1950 British film by Mario Zampi

Come Dance with Me is a 1950 British musical film directed by Mario Zampi and starring Max Wall, Gordon Humphris and Yvonne Marsh. It was written by Cyril Roberts, and made by Zampi's Anglofilm. The film largely comprises a series of cabaret acts.

==Synopsis==
A valet and a lady's maid, both masquerading as high society figures – a Baronet and "the Honourable Francesca" – meet at a London night club. After spending the evening watching the various cabaret acts, they are invited to join the performance as dancers.

==Cast==
- Max Wall as manager
- Gordon Humphris as Joe Smith, the boy
- Yvonne Marsh as the girl
- Barbara Hamilton as Kiki, stage girl
- Vincent Ball as nightclub secretary
- Anton Karas as himself
- Anne Shelton as herself
- Derek Roy as himself
- Stanley Black and his orchestra
- The Marquis Trio as themselves
- Aida Foster's Girls (rhumba dancers)
- Arthur Lane

== Reception ==
The Monthly Film Bulletin wrote: "Very thin plot is used as a peg on which to hang a number of cabaret acts these are not particularly entertaining in themselves, and no attempt has been made to present the material in a way suited to the cinema."

Kine Weekly wrote: "Pocket screen cabaret, set in a London night club. Its stars are well known, but with few exceptions they should be heard and not seen.
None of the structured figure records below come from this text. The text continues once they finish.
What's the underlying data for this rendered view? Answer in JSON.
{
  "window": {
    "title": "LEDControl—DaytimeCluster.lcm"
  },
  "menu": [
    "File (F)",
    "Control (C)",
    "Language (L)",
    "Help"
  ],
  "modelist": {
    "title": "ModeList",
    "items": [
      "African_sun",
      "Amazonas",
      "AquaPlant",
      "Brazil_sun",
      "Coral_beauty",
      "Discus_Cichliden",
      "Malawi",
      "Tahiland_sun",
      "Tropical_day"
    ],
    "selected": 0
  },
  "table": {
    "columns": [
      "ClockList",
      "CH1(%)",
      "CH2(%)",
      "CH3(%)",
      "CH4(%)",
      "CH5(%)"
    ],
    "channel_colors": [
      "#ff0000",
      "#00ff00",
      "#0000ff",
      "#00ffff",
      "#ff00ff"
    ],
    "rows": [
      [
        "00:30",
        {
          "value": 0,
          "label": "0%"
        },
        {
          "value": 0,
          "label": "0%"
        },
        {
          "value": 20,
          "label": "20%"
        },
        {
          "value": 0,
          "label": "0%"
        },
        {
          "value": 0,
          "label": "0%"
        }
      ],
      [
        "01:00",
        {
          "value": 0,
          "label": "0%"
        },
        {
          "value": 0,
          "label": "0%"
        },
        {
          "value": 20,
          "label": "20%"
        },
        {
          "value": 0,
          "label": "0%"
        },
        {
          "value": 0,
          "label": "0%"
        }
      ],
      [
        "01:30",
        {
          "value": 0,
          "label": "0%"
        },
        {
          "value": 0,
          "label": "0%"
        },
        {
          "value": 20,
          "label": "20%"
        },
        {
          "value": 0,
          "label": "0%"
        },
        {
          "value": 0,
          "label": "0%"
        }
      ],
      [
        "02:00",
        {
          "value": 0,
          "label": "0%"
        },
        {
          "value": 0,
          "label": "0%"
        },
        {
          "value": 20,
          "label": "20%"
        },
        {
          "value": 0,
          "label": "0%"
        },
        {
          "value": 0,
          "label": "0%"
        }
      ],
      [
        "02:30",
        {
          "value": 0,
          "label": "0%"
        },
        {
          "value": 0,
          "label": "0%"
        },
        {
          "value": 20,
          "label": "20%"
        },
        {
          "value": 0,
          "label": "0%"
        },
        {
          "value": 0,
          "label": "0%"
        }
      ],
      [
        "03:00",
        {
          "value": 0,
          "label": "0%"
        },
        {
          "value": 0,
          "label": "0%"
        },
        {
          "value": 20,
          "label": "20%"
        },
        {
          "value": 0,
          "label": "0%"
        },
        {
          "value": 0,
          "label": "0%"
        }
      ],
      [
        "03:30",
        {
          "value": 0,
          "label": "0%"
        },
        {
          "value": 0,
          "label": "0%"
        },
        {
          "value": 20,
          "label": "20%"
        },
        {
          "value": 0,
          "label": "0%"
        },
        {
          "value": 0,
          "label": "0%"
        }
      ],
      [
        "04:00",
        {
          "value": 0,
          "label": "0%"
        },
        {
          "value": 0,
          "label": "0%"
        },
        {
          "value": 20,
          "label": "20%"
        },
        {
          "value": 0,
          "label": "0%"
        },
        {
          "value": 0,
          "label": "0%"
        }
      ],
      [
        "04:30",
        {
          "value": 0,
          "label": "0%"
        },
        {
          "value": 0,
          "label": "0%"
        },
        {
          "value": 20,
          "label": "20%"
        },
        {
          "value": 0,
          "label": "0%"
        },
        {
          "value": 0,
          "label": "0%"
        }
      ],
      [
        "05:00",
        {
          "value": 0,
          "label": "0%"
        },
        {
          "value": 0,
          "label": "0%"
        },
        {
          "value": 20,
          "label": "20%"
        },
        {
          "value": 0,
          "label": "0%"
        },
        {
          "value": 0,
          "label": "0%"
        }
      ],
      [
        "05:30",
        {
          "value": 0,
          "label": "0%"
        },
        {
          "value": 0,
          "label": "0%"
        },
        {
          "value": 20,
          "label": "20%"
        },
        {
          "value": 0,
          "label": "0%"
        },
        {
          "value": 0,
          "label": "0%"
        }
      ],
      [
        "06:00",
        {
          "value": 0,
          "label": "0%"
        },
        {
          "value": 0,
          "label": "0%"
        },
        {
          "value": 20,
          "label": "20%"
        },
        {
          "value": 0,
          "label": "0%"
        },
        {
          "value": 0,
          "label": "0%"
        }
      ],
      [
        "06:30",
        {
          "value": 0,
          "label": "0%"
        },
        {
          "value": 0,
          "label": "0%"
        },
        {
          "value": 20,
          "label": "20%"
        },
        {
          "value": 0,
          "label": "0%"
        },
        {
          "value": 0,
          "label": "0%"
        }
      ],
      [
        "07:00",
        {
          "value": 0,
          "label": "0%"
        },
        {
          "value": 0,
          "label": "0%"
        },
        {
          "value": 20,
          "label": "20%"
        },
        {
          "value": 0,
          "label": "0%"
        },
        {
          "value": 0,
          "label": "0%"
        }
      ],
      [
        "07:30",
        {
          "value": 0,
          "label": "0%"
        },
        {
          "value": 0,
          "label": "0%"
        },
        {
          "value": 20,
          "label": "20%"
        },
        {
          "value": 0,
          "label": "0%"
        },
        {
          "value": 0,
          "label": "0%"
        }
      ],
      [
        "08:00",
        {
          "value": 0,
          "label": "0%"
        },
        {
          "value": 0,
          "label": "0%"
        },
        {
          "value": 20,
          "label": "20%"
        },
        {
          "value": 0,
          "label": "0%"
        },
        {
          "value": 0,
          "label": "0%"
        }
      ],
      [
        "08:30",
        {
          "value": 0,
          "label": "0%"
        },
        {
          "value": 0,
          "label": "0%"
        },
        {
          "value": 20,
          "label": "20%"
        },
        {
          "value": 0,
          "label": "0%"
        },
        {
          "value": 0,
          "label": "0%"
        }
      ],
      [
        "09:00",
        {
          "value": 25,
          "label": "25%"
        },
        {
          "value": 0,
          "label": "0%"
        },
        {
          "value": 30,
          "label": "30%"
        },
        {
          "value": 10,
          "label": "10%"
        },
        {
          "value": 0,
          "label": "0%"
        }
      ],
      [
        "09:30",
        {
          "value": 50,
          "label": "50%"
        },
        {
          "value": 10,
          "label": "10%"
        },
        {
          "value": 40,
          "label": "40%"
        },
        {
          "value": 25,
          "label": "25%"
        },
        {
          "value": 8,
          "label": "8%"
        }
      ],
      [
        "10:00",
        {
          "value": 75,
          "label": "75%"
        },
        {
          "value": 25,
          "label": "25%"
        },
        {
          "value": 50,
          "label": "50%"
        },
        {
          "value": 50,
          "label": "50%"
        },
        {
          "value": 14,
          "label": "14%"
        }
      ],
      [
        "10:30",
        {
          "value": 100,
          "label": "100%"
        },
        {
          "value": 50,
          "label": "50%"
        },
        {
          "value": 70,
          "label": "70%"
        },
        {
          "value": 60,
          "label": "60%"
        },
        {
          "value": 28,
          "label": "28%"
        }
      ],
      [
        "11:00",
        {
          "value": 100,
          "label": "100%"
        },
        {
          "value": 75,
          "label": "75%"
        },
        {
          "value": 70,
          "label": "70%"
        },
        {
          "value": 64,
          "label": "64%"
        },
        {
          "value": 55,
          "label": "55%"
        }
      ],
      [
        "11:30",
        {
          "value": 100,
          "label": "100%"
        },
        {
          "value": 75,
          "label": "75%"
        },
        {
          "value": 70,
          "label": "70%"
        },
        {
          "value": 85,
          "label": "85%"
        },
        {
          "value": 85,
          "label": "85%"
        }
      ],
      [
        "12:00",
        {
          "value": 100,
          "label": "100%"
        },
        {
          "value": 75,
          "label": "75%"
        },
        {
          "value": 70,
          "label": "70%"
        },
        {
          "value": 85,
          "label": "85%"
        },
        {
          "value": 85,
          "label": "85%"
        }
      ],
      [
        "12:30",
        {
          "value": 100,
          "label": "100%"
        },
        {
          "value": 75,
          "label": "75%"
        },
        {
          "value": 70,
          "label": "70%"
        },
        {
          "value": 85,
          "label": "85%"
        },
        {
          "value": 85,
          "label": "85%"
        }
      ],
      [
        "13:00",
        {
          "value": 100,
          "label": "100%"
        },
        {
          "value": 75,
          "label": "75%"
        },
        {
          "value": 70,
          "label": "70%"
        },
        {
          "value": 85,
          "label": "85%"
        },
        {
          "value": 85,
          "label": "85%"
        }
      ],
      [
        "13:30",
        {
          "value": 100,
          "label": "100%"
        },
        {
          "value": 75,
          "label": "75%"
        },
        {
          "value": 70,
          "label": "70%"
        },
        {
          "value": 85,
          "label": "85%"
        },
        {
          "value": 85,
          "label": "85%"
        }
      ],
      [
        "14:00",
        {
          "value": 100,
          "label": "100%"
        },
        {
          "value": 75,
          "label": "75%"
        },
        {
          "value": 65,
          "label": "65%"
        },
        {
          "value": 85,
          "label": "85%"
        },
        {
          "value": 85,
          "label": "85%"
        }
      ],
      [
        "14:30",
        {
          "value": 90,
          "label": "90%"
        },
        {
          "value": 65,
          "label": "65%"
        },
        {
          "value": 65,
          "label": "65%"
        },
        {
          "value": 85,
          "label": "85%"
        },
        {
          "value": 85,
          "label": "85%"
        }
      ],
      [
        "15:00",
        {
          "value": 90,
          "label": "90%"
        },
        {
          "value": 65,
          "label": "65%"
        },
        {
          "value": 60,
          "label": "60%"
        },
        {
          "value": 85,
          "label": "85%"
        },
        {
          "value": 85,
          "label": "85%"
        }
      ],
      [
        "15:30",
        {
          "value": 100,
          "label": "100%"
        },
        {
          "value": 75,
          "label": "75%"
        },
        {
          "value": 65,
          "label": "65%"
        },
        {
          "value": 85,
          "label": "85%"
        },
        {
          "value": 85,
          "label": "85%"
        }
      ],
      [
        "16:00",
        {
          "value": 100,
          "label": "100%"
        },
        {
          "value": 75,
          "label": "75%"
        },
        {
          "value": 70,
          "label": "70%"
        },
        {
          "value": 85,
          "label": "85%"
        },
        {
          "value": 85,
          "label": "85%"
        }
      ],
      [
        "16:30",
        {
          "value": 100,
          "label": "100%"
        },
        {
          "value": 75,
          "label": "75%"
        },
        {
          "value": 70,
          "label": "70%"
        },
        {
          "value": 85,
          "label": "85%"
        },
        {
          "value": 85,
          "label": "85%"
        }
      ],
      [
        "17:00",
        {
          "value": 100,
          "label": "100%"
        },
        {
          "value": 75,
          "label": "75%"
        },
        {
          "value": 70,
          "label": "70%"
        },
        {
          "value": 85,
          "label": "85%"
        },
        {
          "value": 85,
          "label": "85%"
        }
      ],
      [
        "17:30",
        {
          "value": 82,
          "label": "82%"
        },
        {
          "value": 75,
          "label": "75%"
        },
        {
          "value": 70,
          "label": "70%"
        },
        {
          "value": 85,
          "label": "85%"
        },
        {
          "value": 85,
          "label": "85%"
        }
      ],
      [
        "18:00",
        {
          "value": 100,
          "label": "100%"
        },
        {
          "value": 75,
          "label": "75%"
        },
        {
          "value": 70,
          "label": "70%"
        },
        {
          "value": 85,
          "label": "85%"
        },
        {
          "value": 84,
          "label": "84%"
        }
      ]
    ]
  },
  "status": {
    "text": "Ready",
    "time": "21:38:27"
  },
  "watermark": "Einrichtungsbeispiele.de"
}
Miles behind the times from a story viewpoint ... The main purpose of the artless story is to introduce a small string of popular radio and music-hall turns, but even that responsibilily is too much for it ... To make matters worse, the camera work is, if possible, less imaginative than the tale."

Picturegoer wrote: "Gooey cabaret set in a London night club. An artless story affords the excuse to introduce some popular radio and music hall turns. ... None of them succeeds in really hitting the jackpot. Photography is none too imaginative, either. Gordon Humphries and Yvonne Marsh in the leading roles dance well together, but are beaten by the script when it comes to acting."

Picture Show wrote: "The slender story of this film is merely a thread on which to hang the various variety turns which comprise the main entertainment."